18730671. PERFORMANCE OPTIMIZATION METHOD AND APPARATUS FOR TRAINING MIXTURE-OF-EXPERTS MODEL (Tsinghua University)

From WikiPatents

PERFORMANCE OPTIMIZATION METHOD AND APPARATUS FOR TRAINING MIXTURE-OF-EXPERTS MODEL

Organization Name

Tsinghua University

Inventor(s)

Jidong Zhai of Beijing City CN

Jia'ao He of Beijing City CN

PERFORMANCE OPTIMIZATION METHOD AND APPARATUS FOR TRAINING MIXTURE-OF-EXPERTS MODEL

This abstract first appeared for US patent application 18730671 titled 'PERFORMANCE OPTIMIZATION METHOD AND APPARATUS FOR TRAINING MIXTURE-OF-EXPERTS MODEL

Original Abstract Submitted

The present disclosure provides a performance optimization method and apparatus for training mixture-of-experts model, which relate to the technical field of neural networks.
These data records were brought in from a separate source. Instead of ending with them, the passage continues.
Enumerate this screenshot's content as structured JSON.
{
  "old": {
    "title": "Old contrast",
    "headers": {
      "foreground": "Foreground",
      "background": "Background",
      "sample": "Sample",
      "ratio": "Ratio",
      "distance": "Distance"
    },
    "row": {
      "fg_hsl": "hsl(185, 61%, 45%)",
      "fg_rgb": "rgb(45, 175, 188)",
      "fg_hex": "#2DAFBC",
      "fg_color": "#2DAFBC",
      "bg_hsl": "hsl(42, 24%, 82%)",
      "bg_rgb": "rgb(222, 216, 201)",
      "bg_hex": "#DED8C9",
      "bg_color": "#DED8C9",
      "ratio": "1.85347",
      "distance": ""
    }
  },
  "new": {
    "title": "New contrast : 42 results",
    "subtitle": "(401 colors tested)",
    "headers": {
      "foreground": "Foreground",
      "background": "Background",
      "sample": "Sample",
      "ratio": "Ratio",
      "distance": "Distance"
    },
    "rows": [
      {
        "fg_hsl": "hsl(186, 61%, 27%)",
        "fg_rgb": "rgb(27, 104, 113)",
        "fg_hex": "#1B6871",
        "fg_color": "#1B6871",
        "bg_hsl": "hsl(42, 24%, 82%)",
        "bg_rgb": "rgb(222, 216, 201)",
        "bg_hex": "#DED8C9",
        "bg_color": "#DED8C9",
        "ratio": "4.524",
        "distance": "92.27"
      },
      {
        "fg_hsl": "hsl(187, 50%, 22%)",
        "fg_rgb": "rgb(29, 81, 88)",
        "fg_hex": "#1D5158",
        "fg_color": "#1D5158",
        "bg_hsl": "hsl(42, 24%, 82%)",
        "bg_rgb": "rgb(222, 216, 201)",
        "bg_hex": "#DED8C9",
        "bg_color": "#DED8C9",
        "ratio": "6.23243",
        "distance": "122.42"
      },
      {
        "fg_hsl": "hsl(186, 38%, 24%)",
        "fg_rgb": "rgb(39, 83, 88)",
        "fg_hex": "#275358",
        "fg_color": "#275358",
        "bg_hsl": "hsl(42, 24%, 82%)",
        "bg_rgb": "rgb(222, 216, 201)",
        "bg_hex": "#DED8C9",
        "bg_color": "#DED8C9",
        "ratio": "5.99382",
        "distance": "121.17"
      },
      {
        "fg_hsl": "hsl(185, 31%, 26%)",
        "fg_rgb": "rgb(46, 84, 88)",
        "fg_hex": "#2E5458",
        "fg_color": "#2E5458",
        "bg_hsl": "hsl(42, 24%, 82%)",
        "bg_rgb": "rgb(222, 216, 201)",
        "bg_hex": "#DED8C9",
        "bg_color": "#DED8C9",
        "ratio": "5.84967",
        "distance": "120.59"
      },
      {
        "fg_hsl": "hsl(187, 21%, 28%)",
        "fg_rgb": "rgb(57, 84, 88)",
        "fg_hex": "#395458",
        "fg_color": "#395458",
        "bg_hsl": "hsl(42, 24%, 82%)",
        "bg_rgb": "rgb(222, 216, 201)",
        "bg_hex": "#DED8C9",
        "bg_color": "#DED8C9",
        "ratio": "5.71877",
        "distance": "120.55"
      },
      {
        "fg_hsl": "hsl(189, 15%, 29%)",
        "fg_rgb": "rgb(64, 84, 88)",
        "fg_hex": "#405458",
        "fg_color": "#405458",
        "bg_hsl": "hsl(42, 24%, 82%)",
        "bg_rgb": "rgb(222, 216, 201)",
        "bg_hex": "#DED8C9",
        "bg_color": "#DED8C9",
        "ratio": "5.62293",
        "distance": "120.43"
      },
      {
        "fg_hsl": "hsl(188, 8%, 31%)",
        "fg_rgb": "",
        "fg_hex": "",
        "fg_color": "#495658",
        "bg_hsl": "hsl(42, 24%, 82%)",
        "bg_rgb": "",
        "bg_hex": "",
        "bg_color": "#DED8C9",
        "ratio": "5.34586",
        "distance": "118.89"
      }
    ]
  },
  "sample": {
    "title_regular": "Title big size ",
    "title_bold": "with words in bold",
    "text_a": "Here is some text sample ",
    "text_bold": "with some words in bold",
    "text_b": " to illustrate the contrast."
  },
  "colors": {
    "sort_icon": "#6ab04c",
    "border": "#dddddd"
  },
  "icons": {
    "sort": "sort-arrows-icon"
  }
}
The method includes: judging, before one iterative calculation and for each of all experts in a mixture-of-experts model, whether a current expert needs to be set as a shadow expert, and if yes, adding the current expert to a shadow expert set, and continuing to judging whether a next expert is set as a shadow expert until all the experts are judged. The present disclosure is capable of improving the speed and efficiency of training the mixture-of-experts model, and reduce the resources consumed in the mixture-of-experts model during training.